Tags: Security Web Firewall

Summary : In the face of far stronger firewall and IPS-protected perimeters, attackers are compromising far more systems by hacking our web browsers, e-mail clients, and office document tools. Unfortunately, vulnerability assessment practices still focus on checking listening services, even on workstations. Detecting vulnerable clients is left for patch management tools, which aren’t in consistent or wide enough use. Even when organizations are able to invest the time and money in a patch management system, a series of critical problems keeps the botnet builders in business. This talk, by Bastille UNIX creator and Intelguardians co-founder Jay Beale, introduces free tools to detect vulnerable clients and keep them out of the botnets.

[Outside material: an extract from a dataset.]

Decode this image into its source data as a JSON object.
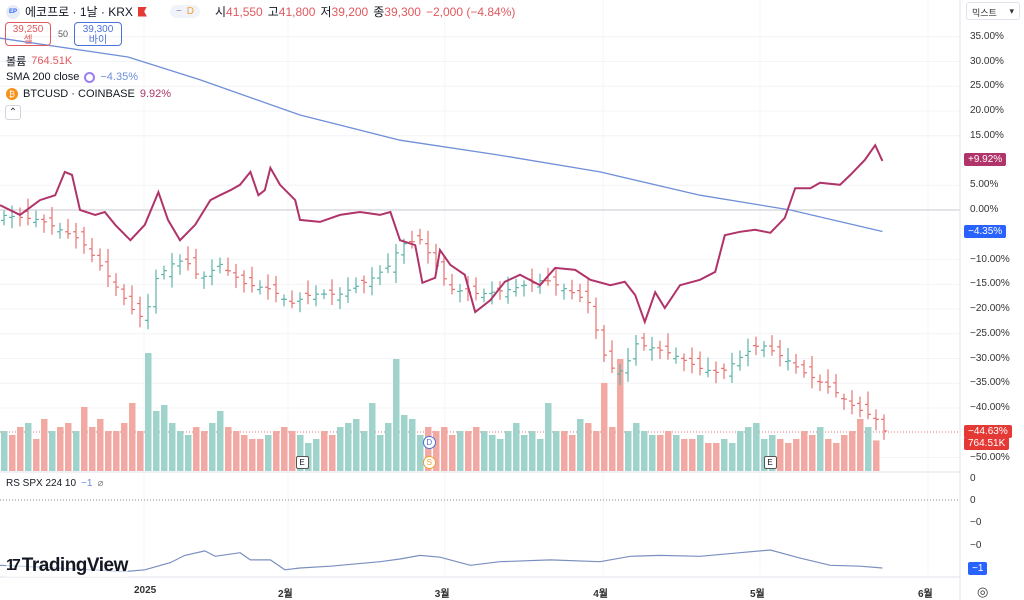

Jay Beale created two well-known security tools, Bastille UNIX and the CIS Unix Scoring Tool, both of which are used throughout industry and government, and has served as an invited speaker at many industry and government conferences, a columnist for Information Security Magazine, SecurityPortal and SecurityFocus, and an author/editor on nine books, including those in his Open Source Security Series and the "Stealing the Network" series. Jay is a security consultant and managing partner at Intelguardians, where he gets to work with brilliant people on topics ranging from application penetration to virtual machine escape.